M.J. Bloch has received personal fees from Recor Medical and Medtronic. M. Azizi has received research grants from the European Horizon 2020 programme; has received grant support and non-financial support from Recor Medical, Novartis, and Idorsia; and has received personal fees from Alnylam Pharmaceutical, Novartis, Medtronic, and AstraZeneca. A.J. Kirtane reports institutional funding to Columbia University and/or Cardiovascular Research Foundation from Medtronic, Boston Scientific, Abbott, Amgen, CSI, Philips, Recor Medical, Neurotronics, Biotronik, Chiesi, Bolt Medical, Magenta Medical, Canon Medical Systems, SoniVie, and Merck & Co; in addition to research grants, institutional funding includes fees paid to Columbia University and/or Cardiovascular Research Foundation for consulting and/or speaking engagements in which he controlled the content; personal: consulting from IMDS; and travel expenses/meals from Medtronic, Boston Scientific, Abbott, CSI, Siemens, Philips, Recor Medical, Chiesi, OpSens, Zoll, and Regeneron. F. Mahfoud is supported by Deutsche Gesellschaft für Kardiologie (DGK), Deutsche Forschungsgemeinschaft (SFB TRR219, Project-ID 322900939), and Deutsche Herzstiftung; he has received scientific support from Ablative Solutions, Medtronic, and Recor Medical; and speaker honoraria/consulting fees from Ablative Solutions, Amgen, AstraZeneca, Bayer, Boehringer Ingelheim, Inari Medical, Medtronic, Merck & Co, Recor Medical, Servier, and Terumo.

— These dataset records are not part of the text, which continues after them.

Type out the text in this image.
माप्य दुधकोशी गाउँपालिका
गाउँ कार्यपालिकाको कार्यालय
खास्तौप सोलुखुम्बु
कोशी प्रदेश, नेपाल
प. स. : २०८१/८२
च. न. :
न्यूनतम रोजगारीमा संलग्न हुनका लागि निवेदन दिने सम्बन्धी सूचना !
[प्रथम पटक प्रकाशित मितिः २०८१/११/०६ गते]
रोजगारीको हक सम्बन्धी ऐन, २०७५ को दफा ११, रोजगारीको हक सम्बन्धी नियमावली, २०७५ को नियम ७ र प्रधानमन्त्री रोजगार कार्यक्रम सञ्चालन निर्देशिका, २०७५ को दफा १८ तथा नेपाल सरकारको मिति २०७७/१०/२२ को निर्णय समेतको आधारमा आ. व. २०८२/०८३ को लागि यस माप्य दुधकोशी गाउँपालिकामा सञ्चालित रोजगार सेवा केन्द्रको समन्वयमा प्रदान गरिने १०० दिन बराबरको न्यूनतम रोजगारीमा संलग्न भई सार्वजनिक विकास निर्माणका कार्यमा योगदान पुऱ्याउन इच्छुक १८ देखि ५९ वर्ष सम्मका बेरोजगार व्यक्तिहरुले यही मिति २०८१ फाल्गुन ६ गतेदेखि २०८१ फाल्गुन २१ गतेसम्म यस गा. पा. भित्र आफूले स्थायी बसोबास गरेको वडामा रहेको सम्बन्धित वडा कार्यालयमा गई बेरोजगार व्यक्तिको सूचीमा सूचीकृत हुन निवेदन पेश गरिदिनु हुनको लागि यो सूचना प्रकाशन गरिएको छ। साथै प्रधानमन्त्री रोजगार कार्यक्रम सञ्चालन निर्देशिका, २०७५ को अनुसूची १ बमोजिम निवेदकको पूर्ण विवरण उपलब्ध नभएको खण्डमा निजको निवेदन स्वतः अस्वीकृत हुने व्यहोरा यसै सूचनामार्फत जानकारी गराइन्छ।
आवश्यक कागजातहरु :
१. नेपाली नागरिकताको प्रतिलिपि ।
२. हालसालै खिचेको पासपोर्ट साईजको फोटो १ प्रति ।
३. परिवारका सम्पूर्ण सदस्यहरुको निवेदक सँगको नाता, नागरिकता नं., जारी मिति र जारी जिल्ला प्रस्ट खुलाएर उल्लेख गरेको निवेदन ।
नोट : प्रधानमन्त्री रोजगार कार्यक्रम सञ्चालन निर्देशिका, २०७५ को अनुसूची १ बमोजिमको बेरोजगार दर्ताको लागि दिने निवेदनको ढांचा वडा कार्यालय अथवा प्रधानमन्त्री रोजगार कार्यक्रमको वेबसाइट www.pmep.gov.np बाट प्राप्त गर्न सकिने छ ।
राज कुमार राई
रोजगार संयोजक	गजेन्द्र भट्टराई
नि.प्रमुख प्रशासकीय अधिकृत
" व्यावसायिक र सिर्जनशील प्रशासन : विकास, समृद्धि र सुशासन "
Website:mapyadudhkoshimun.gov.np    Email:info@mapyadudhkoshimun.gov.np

A.S.P. Sharp has received personal fees from Recor Medical, Medtronic, Boston Scientific, Penumbra, and Philips. M. McGuire is an employee of Recor Medical. C.K. McClure is an employee of NAMSA; and a contractor for Recor Medical. M. Weber has received personal fees from Recor Medical, Medtronic, and Ablative Solutions.